The Americas Seek to Ensure Containment of Wild Polio Virus

Although polio was eradicated from the region, virus samples stored in some countries may present circulation risks. A comission of experts established by the Pan American Health Organization is requesting that the countries take actions to protect against these risks.

Buenos Aires, 5 March 2010 (PAHO) - In 1994 the countries of the Americas achieved through vaccination to eradicate polio in the region and prevented thousands of deaths or paralysis caused by the disease, especially in children. However, the virus still exists in laboratories and its storage may endanger the final eradication of this disease.


Luis Fermín Tenorio Cortez, the last case of polio in the Americas (Armando Waak-PAHO/WHO)

The Pan American Health Organization (PAHO) established in 2004 the Regional Commission on Polio Containment to verify that the wild polio virus in laboratories is suitably contained. National committees were established and surveyed 59,904 laboratories in 42 countries.

The study results were presented to PAHO's Director Dr. Mirta Roses on the 5th meeting of the Committee, held on 4 and 5 March in Buenos Aires. According to the report, only nine countries (Argentina, Brazil, Canada, Trinidad and Tobago, Chile, Costa Rica, Guatemala, Mexico and USA) reported having wild virus or infectious material stored in 246 laboratories. Three countries (Colombia, Cuba and Panama), are now among the 33 that do not have the virus, because they destroyed it.

"The wild polio virus has not circulated in the Americas for 19 years, but we must remain vigilant.
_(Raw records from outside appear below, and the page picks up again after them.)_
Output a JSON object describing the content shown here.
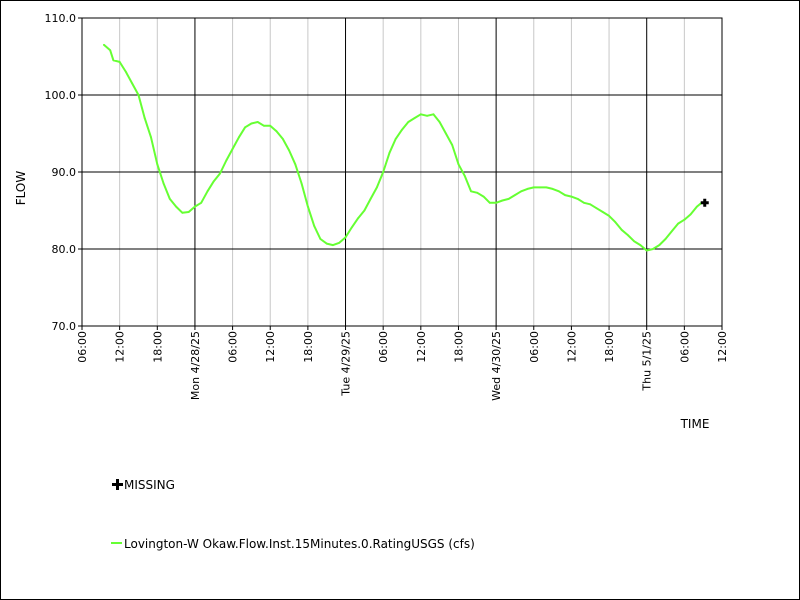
{
  "chart_data": {
    "type": "line",
    "xlabel": "TIME",
    "ylabel": "FLOW",
    "ylim": [
      70,
      110
    ],
    "yticks": [
      "70.0",
      "80.0",
      "90.0",
      "100.0",
      "110.0"
    ],
    "xlim": [
      "2025-04-27T06:00",
      "2025-05-01T12:00"
    ],
    "xticks": [
      {
        "t": "2025-04-27T06:00",
        "label": "06:00",
        "major": false
      },
      {
        "t": "2025-04-27T12:00",
        "label": "12:00",
        "major": false
      },
      {
        "t": "2025-04-27T18:00",
        "label": "18:00",
        "major": false
      },
      {
        "t": "2025-04-28T00:00",
        "label": "Mon 4/28/25",
        "major": true
      },
      {
        "t": "2025-04-28T06:00",
        "label": "06:00",
        "major": false
      },
      {
        "t": "2025-04-28T12:00",
        "label": "12:00",
        "major": false
      },
      {
        "t": "2025-04-28T18:00",
        "label": "18:00",
        "major": false
      },
      {
        "t": "2025-04-29T00:00",
        "label": "Tue 4/29/25",
        "major": true
      },
      {
        "t": "2025-04-29T06:00",
        "label": "06:00",
        "major": false
      },
      {
        "t": "2025-04-29T12:00",
        "label": "12:00",
        "major": false
      },
      {
        "t": "2025-04-29T18:00",
        "label": "18:00",
        "major": false
      },
      {
        "t": "2025-04-30T00:00",
        "label": "Wed 4/30/25",
        "major": true
      },
      {
        "t": "2025-04-30T06:00",
        "label": "06:00",
        "major": false
      },
      {
        "t": "2025-04-30T12:00",
        "label": "12:00",
        "major": false
      },
      {
        "t": "2025-04-30T18:00",
        "label": "18:00",
        "major": false
      },
      {
        "t": "2025-05-01T00:00",
        "label": "Thu 5/1/25",
        "major": true
      },
      {
        "t": "2025-05-01T06:00",
        "label": "06:00",
        "major": false
      },
      {
        "t": "2025-05-01T12:00",
        "label": "12:00",
        "major": false
      }
    ],
    "grid": true,
    "series": [
      {
        "name": "Lovington-W Okaw.Flow.Inst.15Minutes.0.RatingUSGS (cfs)",
        "color": "#66ff33",
        "points": [
          [
            "2025-04-27T09:30",
            106.5
          ],
          [
            "2025-04-27T10:30",
            105.8
          ],
          [
            "2025-04-27T11:00",
            104.5
          ],
          [
            "2025-04-27T12:00",
            104.3
          ],
          [
            "2025-04-27T13:00",
            103.0
          ],
          [
            "2025-04-27T14:00",
            101.5
          ],
          [
            "2025-04-27T15:00",
            100.0
          ],
          [
            "2025-04-27T16:00",
            97.0
          ],
          [
            "2025-04-27T17:00",
            94.5
          ],
          [
            "2025-04-27T18:00",
            91.0
          ],
          [
            "2025-04-27T19:00",
            88.5
          ],
          [
            "2025-04-27T20:00",
            86.5
          ],
          [
            "2025-04-27T21:00",
            85.5
          ],
          [
            "2025-04-27T22:00",
            84.7
          ],
          [
            "2025-04-27T23:00",
            84.8
          ],
          [
            "2025-04-28T00:00",
            85.5
          ],
          [
            "2025-04-28T01:00",
            86.0
          ],
          [
            "2025-04-28T02:00",
            87.5
          ],
          [
            "2025-04-28T03:00",
            88.8
          ],
          [
            "2025-04-28T04:00",
            89.8
          ],
          [
            "2025-04-28T05:00",
            91.5
          ],
          [
            "2025-04-28T06:00",
            93.0
          ],
          [
            "2025-04-28T07:00",
            94.5
          ],
          [
            "2025-04-28T08:00",
            95.8
          ],
          [
            "2025-04-28T09:00",
            96.3
          ],
          [
            "2025-04-28T10:00",
            96.5
          ],
          [
            "2025-04-28T11:00",
            96.0
          ],
          [
            "2025-04-28T12:00",
            96.0
          ],
          [
            "2025-04-28T13:00",
            95.3
          ],
          [
            "2025-04-28T14:00",
            94.3
          ],
          [
            "2025-04-28T15:00",
            92.8
          ],
          [
            "2025-04-28T16:00",
            91.0
          ],
          [
            "2025-04-28T17:00",
            88.5
          ],
          [
            "2025-04-28T18:00",
            85.5
          ],
          [
            "2025-04-28T19:00",
            83.0
          ],
          [
            "2025-04-28T20:00",
            81.3
          ],
          [
            "2025-04-28T21:00",
            80.7
          ],
          [
            "2025-04-28T22:00",
            80.5
          ],
          [
            "2025-04-28T23:00",
            80.8
          ],
          [
            "2025-04-29T00:00",
            81.5
          ],
          [
            "2025-04-29T01:00",
            82.8
          ],
          [
            "2025-04-29T02:00",
            84.0
          ],
          [
            "2025-04-29T03:00",
            85.0
          ],
          [
            "2025-04-29T04:00",
            86.5
          ],
          [
            "2025-04-29T05:00",
            88.0
          ],
          [
            "2025-04-29T06:00",
            90.0
          ],
          [
            "2025-04-29T07:00",
            92.5
          ],
          [
            "2025-04-29T08:00",
            94.3
          ],
          [
            "2025-04-29T09:00",
            95.5
          ],
          [
            "2025-04-29T10:00",
            96.5
          ],
          [
            "2025-04-29T11:00",
            97.0
          ],
          [
            "2025-04-29T12:00",
            97.5
          ],
          [
            "2025-04-29T13:00",
            97.3
          ],
          [
            "2025-04-29T14:00",
            97.5
          ],
          [
            "2025-04-29T15:00",
            96.5
          ],
          [
            "2025-04-29T16:00",
            95.0
          ],
          [
            "2025-04-29T17:00",
            93.5
          ],
          [
            "2025-04-29T18:00",
            91.0
          ],
          [
            "2025-04-29T19:00",
            89.5
          ],
          [
            "2025-04-29T20:00",
            87.5
          ],
          [
            "2025-04-29T21:00",
            87.3
          ],
          [
            "2025-04-29T22:00",
            86.8
          ],
          [
            "2025-04-29T23:00",
            86.0
          ],
          [
            "2025-04-30T00:00",
            86.0
          ],
          [
            "2025-04-30T01:00",
            86.3
          ],
          [
            "2025-04-30T02:00",
            86.5
          ],
          [
            "2025-04-30T03:00",
            87.0
          ],
          [
            "2025-04-30T04:00",
            87.5
          ],
          [
            "2025-04-30T05:00",
            87.8
          ],
          [
            "2025-04-30T06:00",
            88.0
          ],
          [
            "2025-04-30T07:00",
            88.0
          ],
          [
            "2025-04-30T08:00",
            88.0
          ],
          [
            "2025-04-30T09:00",
            87.8
          ],
          [
            "2025-04-30T10:00",
            87.5
          ],
          [
            "2025-04-30T11:00",
            87.0
          ],
          [
            "2025-04-30T12:00",
            86.8
          ],
          [
            "2025-04-30T13:00",
            86.5
          ],
          [
            "2025-04-30T14:00",
            86.0
          ],
          [
            "2025-04-30T15:00",
            85.8
          ],
          [
            "2025-04-30T16:00",
            85.3
          ],
          [
            "2025-04-30T17:00",
            84.8
          ],
          [
            "2025-04-30T18:00",
            84.3
          ],
          [
            "2025-04-30T19:00",
            83.5
          ],
          [
            "2025-04-30T20:00",
            82.5
          ],
          [
            "2025-04-30T21:00",
            81.8
          ],
          [
            "2025-04-30T22:00",
            81.0
          ],
          [
            "2025-04-30T23:00",
            80.5
          ],
          [
            "2025-05-01T00:00",
            79.8
          ],
          [
            "2025-05-01T01:00",
            80.0
          ],
          [
            "2025-05-01T02:00",
            80.5
          ],
          [
            "2025-05-01T03:00",
            81.3
          ],
          [
            "2025-05-01T04:00",
            82.3
          ],
          [
            "2025-05-01T05:00",
            83.3
          ],
          [
            "2025-05-01T06:00",
            83.8
          ],
          [
            "2025-05-01T07:00",
            84.5
          ],
          [
            "2025-05-01T08:00",
            85.5
          ],
          [
            "2025-05-01T08:45",
            86.0
          ]
        ]
      }
    ],
    "missing": {
      "label": "MISSING",
      "points": [
        [
          "2025-05-01T09:15",
          86.0
        ]
      ]
    }
  }
}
The virus exists in laboratories and can escape in the absence of adequate security conditions," noted Dr. Carlyle Guerra de Macedo, President of the Regional Commission on Polio Containment. Globally, the polio virus still circulates in Africa (Nigeria) and Asia (India, Pakistan and Afghanistan).

Dr. Macedo explained that the vast majority of laboratories surveyed present adequate security conditions, although "there is always a risk that the virus can escape through the people who handle it. If that happens it could affect a small number of people who do not develop immunity through vaccination, so the wild virus should always be kept in conditions of absolute safety," he said.

The former Director of the Pan American Health Organization cited as an example to follow the eradication of another disease, smallpox. Since it was eliminated, 30 years ago, viruses exist only in some four laboratories around the world, "in absolute security."

According to Dr. Guerra de Macedo, polio is a disease of poverty. The disease is spread through oral-fecal transmission, when a person carrying the virus (sick or not) excretes the virus into the environment and a healthy person ingests it through contaminated water or vegetables.

The Regional Commission on Polio Containment includes doctors Elsa Moreno from Argentina, Walter Dowdle, from the United States, Alexander Existe, from Haiti; Querales Jesus Castillo, from Venezuela, and Claudette Harry, from Guyana. It seeks to collaborate with countries to destroy the virus in laboratories, transfer it to safer institutions and leave the minimum necessary for research, which implies defining of national policies and maintaining strict vigilance.